I'm still waiting for a lock-free, zero latency GC that runs on its own core. I ...

jeffbee · on April 25, 2022

Why would running the GC on its own core be a good idea? Don't you want it to happen wherever it would be most efficient, i.e. on the same core where the memory in question was most recently accessed?

caffeine · on April 25, 2022

Can’t speak for OP, but for certain low-latency applications like trading, one wants to isolate a core, pin a thread to it, and have that thread spinning hot on some condition (maybe network card, maybe IPC), for optimal latency in responding to a particular event.

In that scenario, you wouldn’t want the GC to run on that core, for sure.

snarfy · on April 25, 2022

Yep it's about latency. Even 1ms can be unacceptable depending on the situation. We currently don't have an option for that other than going native.

KMag · on April 25, 2022

>> wouldn’t want the GC to run on that core

> We currently don't have an option for that other than going native.
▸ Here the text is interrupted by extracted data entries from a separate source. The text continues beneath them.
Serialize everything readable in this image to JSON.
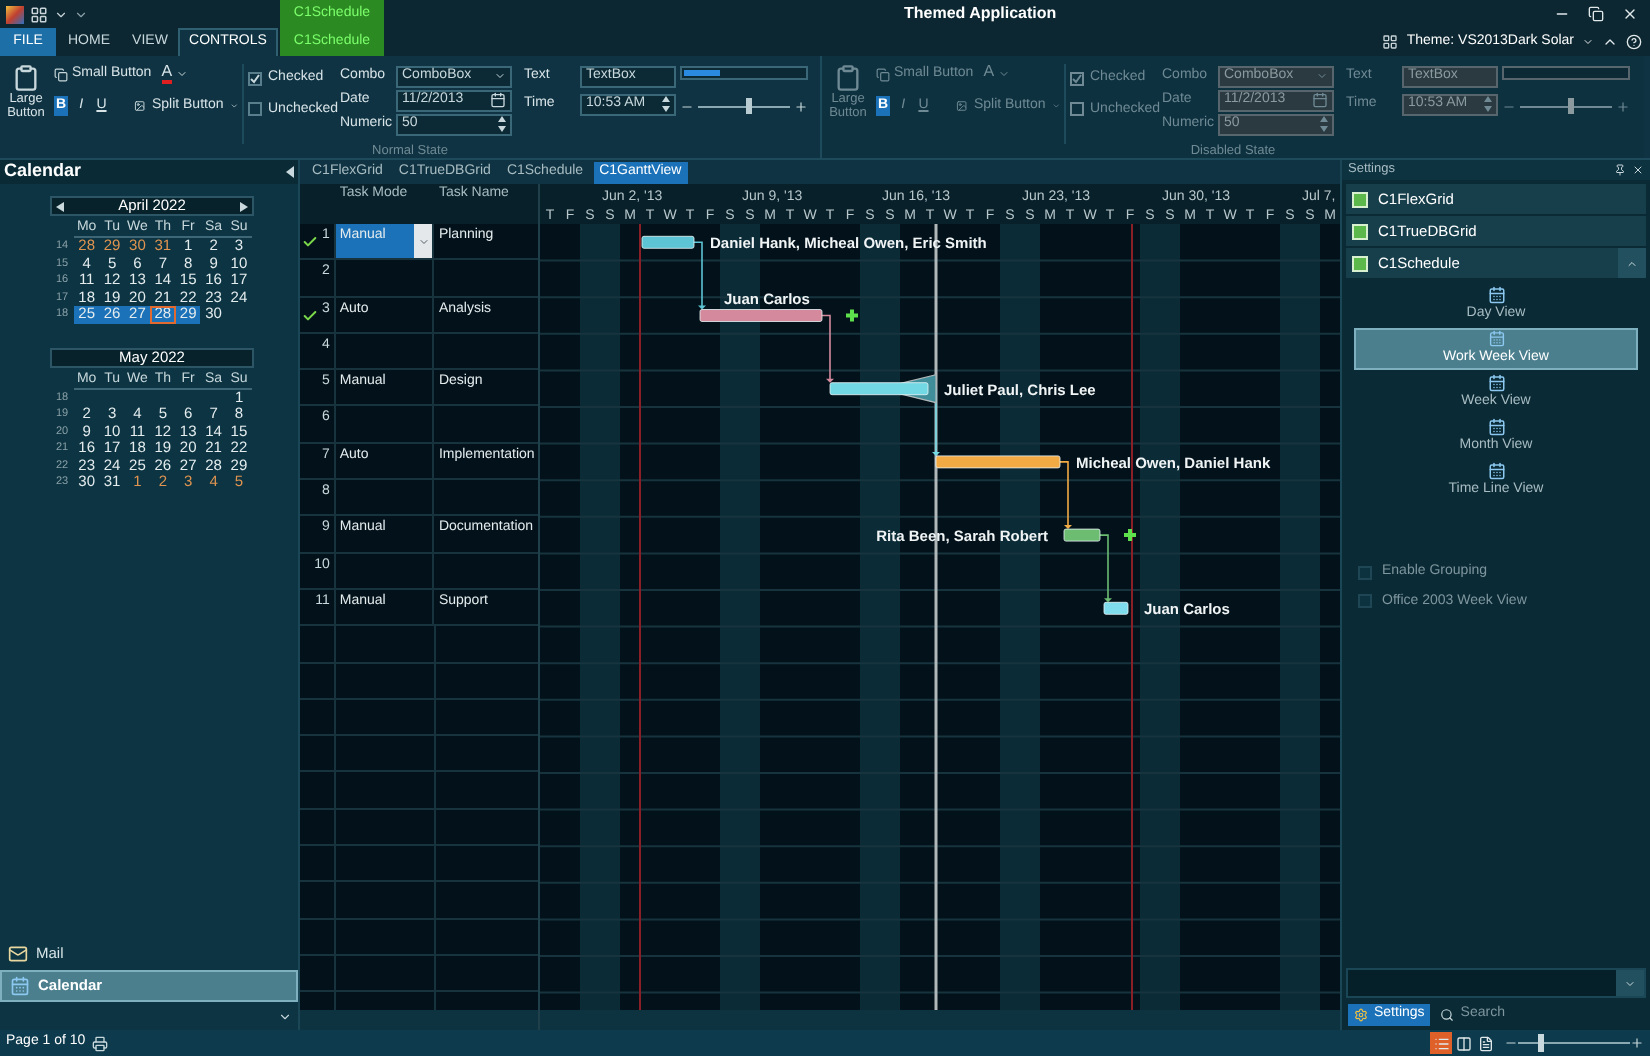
{
  "title_bar": {
    "context_label": "C1Schedule",
    "title": "Themed Application"
  },
  "ribbon_tabs": [
    {
      "label": "FILE",
      "kind": "file",
      "selected": false
    },
    {
      "label": "HOME",
      "kind": "tab",
      "selected": false
    },
    {
      "label": "VIEW",
      "kind": "tab",
      "selected": false
    },
    {
      "label": "CONTROLS",
      "kind": "tab",
      "selected": true
    },
    {
      "label": "C1Schedule",
      "kind": "context",
      "selected": false
    }
  ],
  "theme_selector": {
    "label": "Theme: VS2013Dark Solar"
  },
  "ribbon_groups": [
    {
      "title": "Normal State",
      "disabled": false,
      "large_button": "Large Button",
      "small_button": "Small Button",
      "font_color": "A",
      "split_button": "Split Button",
      "format_buttons": [
        {
          "label": "B",
          "kind": "bold",
          "on": true
        },
        {
          "label": "I",
          "kind": "italic",
          "on": false
        },
        {
          "label": "U",
          "kind": "underline",
          "on": false
        }
      ],
      "checkboxes": [
        {
          "label": "Checked",
          "checked": true
        },
        {
          "label": "Unchecked",
          "checked": false
        }
      ],
      "fields": [
        {
          "label": "Combo",
          "value": "ComboBox",
          "kind": "combo"
        },
        {
          "label": "Date",
          "value": "11/2/2013",
          "kind": "date"
        },
        {
          "label": "Numeric",
          "value": "50",
          "kind": "spin"
        }
      ],
      "text_fields": [
        {
          "label": "Text",
          "value": "TextBox",
          "kind": "text"
        },
        {
          "label": "Time",
          "value": "10:53 AM",
          "kind": "spin"
        }
      ],
      "progress": {
        "level": 0.3
      },
      "slider": {
        "level": 0.55
      }
    },
    {
      "title": "Disabled State",
      "disabled": true,
      "large_button": "Large Button",
      "small_button": "Small Button",
      "font_color": "A",
      "split_button": "Split Button",
      "format_buttons": [
        {
          "label": "B",
          "kind": "bold",
          "on": true
        },
        {
          "label": "I",
          "kind": "italic",
          "on": false
        },
        {
          "label": "U",
          "kind": "underline",
          "on": false
        }
      ],
      "checkboxes": [
        {
          "label": "Checked",
          "checked": true
        },
        {
          "label": "Unchecked",
          "checked": false
        }
      ],
      "fields": [
        {
          "label": "Combo",
          "value": "ComboBox",
          "kind": "combo"
        },
        {
          "label": "Date",
          "value": "11/2/2013",
          "kind": "date"
        },
        {
          "label": "Numeric",
          "value": "50",
          "kind": "spin"
        }
      ],
      "text_fields": [
        {
          "label": "Text",
          "value": "TextBox",
          "kind": "text"
        },
        {
          "label": "Time",
          "value": "10:53 AM",
          "kind": "spin"
        }
      ],
      "progress": {
        "level": 0
      },
      "slider": {
        "level": 0.55
      }
    }
  ],
  "calendar_panel": {
    "title": "Calendar",
    "months": [
      {
        "title": "April 2022",
        "arrows": true,
        "weekdays": [
          "Mo",
          "Tu",
          "We",
          "Th",
          "Fr",
          "Sa",
          "Su"
        ],
        "weeks": [
          {
            "number": "14",
            "days": [
              {
                "d": "28",
                "other_month": true,
                "today": false,
                "selected": false
              },
              {
                "d": "29",
                "other_month": true,
                "today": false,
                "selected": false
              },
              {
                "d": "30",
                "other_month": true,
                "today": false,
                "selected": false
              },
              {
                "d": "31",
                "other_month": true,
                "today": false,
                "selected": false
              },
              {
                "d": "1",
                "other_month": false,
                "today": false,
                "selected": false
              },
              {
                "d": "2",
                "other_month": false,
                "today": false,
                "selected": false
              },
              {
                "d": "3",
                "other_month": false,
                "today": false,
                "selected": false
              }
            ]
          },
          {
            "number": "15",
            "days": [
              {
                "d": "4",
                "other_month": false,
                "today": false,
                "selected": false
              },
              {
                "d": "5",
                "other_month": false,
                "today": false,
                "selected": false
              },
              {
                "d": "6",
                "other_month": false,
                "today": false,
                "selected": false
              },
              {
                "d": "7",
                "other_month": false,
                "today": false,
                "selected": false
              },
              {
                "d": "8",
                "other_month": false,
                "today": false,
                "selected": false
              },
              {
                "d": "9",
                "other_month": false,
                "today": false,
                "selected": false
              },
              {
                "d": "10",
                "other_month": false,
                "today": false,
                "selected": false
              }
            ]
          },
          {
            "number": "16",
            "days": [
              {
                "d": "11",
                "other_month": false,
                "today": false,
                "selected": false
              },
              {
                "d": "12",
                "other_month": false,
                "today": false,
                "selected": false
              },
              {
                "d": "13",
                "other_month": false,
                "today": false,
                "selected": false
              },
              {
                "d": "14",
                "other_month": false,
                "today": false,
                "selected": false
              },
              {
                "d": "15",
                "other_month": false,
                "today": false,
                "selected": false
              },
              {
                "d": "16",
                "other_month": false,
                "today": false,
                "selected": false
              },
              {
                "d": "17",
                "other_month": false,
                "today": false,
                "selected": false
              }
            ]
          },
          {
            "number": "17",
            "days": [
              {
                "d": "18",
                "other_month": false,
                "today": false,
                "selected": false
              },
              {
                "d": "19",
                "other_month": false,
                "today": false,
                "selected": false
              },
              {
                "d": "20",
                "other_month": false,
                "today": false,
                "selected": false
              },
              {
                "d": "21",
                "other_month": false,
                "today": false,
                "selected": false
              },
              {
                "d": "22",
                "other_month": false,
                "today": false,
                "selected": false
              },
              {
                "d": "23",
                "other_month": false,
                "today": false,
                "selected": false
              },
              {
                "d": "24",
                "other_month": false,
                "today": false,
                "selected": false
              }
            ]
          },
          {
            "number": "18",
            "days": [
              {
                "d": "25",
                "other_month": false,
                "today": false,
                "selected": true
              },
              {
                "d": "26",
                "other_month": false,
                "today": false,
                "selected": true
              },
              {
                "d": "27",
                "other_month": false,
                "today": false,
                "selected": true
              },
              {
                "d": "28",
                "other_month": false,
                "today": true,
                "selected": true
              },
              {
                "d": "29",
                "other_month": false,
                "today": false,
                "selected": true
              },
              {
                "d": "30",
                "other_month": false,
                "today": false,
                "selected": false
              }
            ]
          }
        ]
      },
      {
        "title": "May 2022",
        "arrows": false,
        "weekdays": [
          "Mo",
          "Tu",
          "We",
          "Th",
          "Fr",
          "Sa",
          "Su"
        ],
        "weeks": [
          {
            "number": "18",
            "kind": "end_aligned",
            "days": [
              {
                "d": "1",
                "other_month": false,
                "today": false,
                "selected": false
              }
            ]
          },
          {
            "number": "19",
            "days": [
              {
                "d": "2",
                "other_month": false,
                "today": false,
                "selected": false
              },
              {
                "d": "3",
                "other_month": false,
                "today": false,
                "selected": false
              },
              {
                "d": "4",
                "other_month": false,
                "today": false,
                "selected": false
              },
              {
                "d": "5",
                "other_month": false,
                "today": false,
                "selected": false
              },
              {
                "d": "6",
                "other_month": false,
                "today": false,
                "selected": false
              },
              {
                "d": "7",
                "other_month": false,
                "today": false,
                "selected": false
              },
              {
                "d": "8",
                "other_month": false,
                "today": false,
                "selected": false
              }
            ]
          },
          {
            "number": "20",
            "days": [
              {
                "d": "9",
                "other_month": false,
                "today": false,
                "selected": false
              },
              {
                "d": "10",
                "other_month": false,
                "today": false,
                "selected": false
              },
              {
                "d": "11",
                "other_month": false,
                "today": false,
                "selected": false
              },
              {
                "d": "12",
                "other_month": false,
                "today": false,
                "selected": false
              },
              {
                "d": "13",
                "other_month": false,
                "today": false,
                "selected": false
              },
              {
                "d": "14",
                "other_month": false,
                "today": false,
                "selected": false
              },
              {
                "d": "15",
                "other_month": false,
                "today": false,
                "selected": false
              }
            ]
          },
          {
            "number": "21",
            "days": [
              {
                "d": "16",
                "other_month": false,
                "today": false,
                "selected": false
              },
              {
                "d": "17",
                "other_month": false,
                "today": false,
                "selected": false
              },
              {
                "d": "18",
                "other_month": false,
                "today": false,
                "selected": false
              },
              {
                "d": "19",
                "other_month": false,
                "today": false,
                "selected": false
              },
              {
                "d": "20",
                "other_month": false,
                "today": false,
                "selected": false
              },
              {
                "d": "21",
                "other_month": false,
                "today": false,
                "selected": false
              },
              {
                "d": "22",
                "other_month": false,
                "today": false,
                "selected": false
              }
            ]
          },
          {
            "number": "22",
            "days": [
              {
                "d": "23",
                "other_month": false,
                "today": false,
                "selected": false
              },
              {
                "d": "24",
                "other_month": false,
                "today": false,
                "selected": false
              },
              {
                "d": "25",
                "other_month": false,
                "today": false,
                "selected": false
              },
              {
                "d": "26",
                "other_month": false,
                "today": false,
                "selected": false
              },
              {
                "d": "27",
                "other_month": false,
                "today": false,
                "selected": false
              },
              {
                "d": "28",
                "other_month": false,
                "today": false,
                "selected": false
              },
              {
                "d": "29",
                "other_month": false,
                "today": false,
                "selected": false
              }
            ]
          },
          {
            "number": "23",
            "days": [
              {
                "d": "30",
                "other_month": false,
                "today": false,
                "selected": false
              },
              {
                "d": "31",
                "other_month": false,
                "today": false,
                "selected": false
              },
              {
                "d": "1",
                "other_month": true,
                "today": false,
                "selected": false
              },
              {
                "d": "2",
                "other_month": true,
                "today": false,
                "selected": false
              },
              {
                "d": "3",
                "other_month": true,
                "today": false,
                "selected": false
              },
              {
                "d": "4",
                "other_month": true,
                "today": false,
                "selected": false
              },
              {
                "d": "5",
                "other_month": true,
                "today": false,
                "selected": false
              }
            ]
          }
        ]
      }
    ],
    "nav": [
      {
        "label": "Mail",
        "selected": false
      },
      {
        "label": "Calendar",
        "selected": true
      }
    ]
  },
  "document_tabs": [
    {
      "label": "C1FlexGrid",
      "selected": false
    },
    {
      "label": "C1TrueDBGrid",
      "selected": false
    },
    {
      "label": "C1Schedule",
      "selected": false
    },
    {
      "label": "C1GanttView",
      "selected": true
    }
  ],
  "gantt": {
    "columns": [
      "Task Mode",
      "Task Name"
    ],
    "weeks": [
      "Jun 2, '13",
      "Jun 9, '13",
      "Jun 16, '13",
      "Jun 23, '13",
      "Jun 30, '13",
      "Jul 7,"
    ],
    "days": [
      "T",
      "F",
      "S",
      "S",
      "M",
      "T",
      "W",
      "T",
      "F",
      "S",
      "S",
      "M",
      "T",
      "W",
      "T",
      "F",
      "S",
      "S",
      "M",
      "T",
      "W",
      "T",
      "F",
      "S",
      "S",
      "M",
      "T",
      "W",
      "T",
      "F",
      "S",
      "S",
      "M",
      "T",
      "W",
      "T",
      "F",
      "S",
      "S",
      "M"
    ],
    "tasks": [
      {
        "number": "1",
        "kind": "task",
        "mode": "Manual",
        "name": "Planning",
        "done": true,
        "editing": true,
        "resources": "Daniel Hank, Micheal Owen, Eric Smith",
        "color": "#5cc4d4"
      },
      {
        "number": "2",
        "kind": "empty",
        "done": false,
        "editing": false
      },
      {
        "number": "3",
        "kind": "task",
        "mode": "Auto",
        "name": "Analysis",
        "done": true,
        "editing": false,
        "resources": "Juan Carlos",
        "color": "#d48a9c"
      },
      {
        "number": "4",
        "kind": "empty",
        "done": false,
        "editing": false
      },
      {
        "number": "5",
        "kind": "task",
        "mode": "Manual",
        "name": "Design",
        "done": false,
        "editing": false,
        "resources": "Juliet Paul, Chris Lee",
        "color": "#72d8e4"
      },
      {
        "number": "6",
        "kind": "empty",
        "done": false,
        "editing": false
      },
      {
        "number": "7",
        "kind": "task",
        "mode": "Auto",
        "name": "Implementation",
        "done": false,
        "editing": false,
        "resources": "Micheal Owen, Daniel Hank",
        "color": "#f2aa44"
      },
      {
        "number": "8",
        "kind": "empty",
        "done": false,
        "editing": false
      },
      {
        "number": "9",
        "kind": "task",
        "mode": "Manual",
        "name": "Documentation",
        "done": false,
        "editing": false,
        "resources": "Rita Been, Sarah Robert",
        "color": "#6cbc72"
      },
      {
        "number": "10",
        "kind": "empty",
        "done": false,
        "editing": false
      },
      {
        "number": "11",
        "kind": "task",
        "mode": "Manual",
        "name": "Support",
        "done": false,
        "editing": false,
        "resources": "Juan Carlos",
        "color": "#7edcec"
      }
    ]
  },
  "settings_panel": {
    "title": "Settings",
    "groups": [
      {
        "label": "C1FlexGrid",
        "expanded": false
      },
      {
        "label": "C1TrueDBGrid",
        "expanded": false
      },
      {
        "label": "C1Schedule",
        "expanded": true
      }
    ],
    "views": [
      {
        "label": "Day View",
        "selected": false
      },
      {
        "label": "Work Week View",
        "selected": true
      },
      {
        "label": "Week View",
        "selected": false
      },
      {
        "label": "Month View",
        "selected": false
      },
      {
        "label": "Time Line View",
        "selected": false
      }
    ],
    "options": [
      {
        "label": "Enable Grouping",
        "checked": false
      },
      {
        "label": "Office 2003 Week View",
        "checked": false
      }
    ],
    "tabs": [
      {
        "label": "Settings",
        "selected": true
      },
      {
        "label": "Search",
        "selected": false
      }
    ]
  },
  "status_bar": {
    "page": "Page 1 of 10",
    "views": [
      {
        "selected": true
      },
      {
        "selected": false
      },
      {
        "selected": false
      }
    ],
    "zoom": {
      "level": 0.2
    }
  }
}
You mean going manual memory management, I believe. Technically, JIT vs. ahead-of-time native vs. interpreted is orthogonal to manual memory management vs. GC. Yes, most JITs also have garbage collectors, but it's not necessarily the case.

But, your point does stand that when you really care about 99.99th percentile latency, you almost certainly need to go with static native compilation and manual memory management. The long-tail on JIT and/or most GCs is just too high.

kaba0 · on April 26, 2022

The OS can cause 1ms pauses easily, so I would be wary whether 1ms is truly unacceptable. To consistently achieve it, not even native may be enough in itself, you have to circumvent the OS kernel as well.

caffeine · on April 27, 2022

You can enforce that the Linux kernel not do this with nohz cmdline options

KMag · on April 25, 2022

> In that scenario, you wouldn’t want the GC to run on that core, for sure.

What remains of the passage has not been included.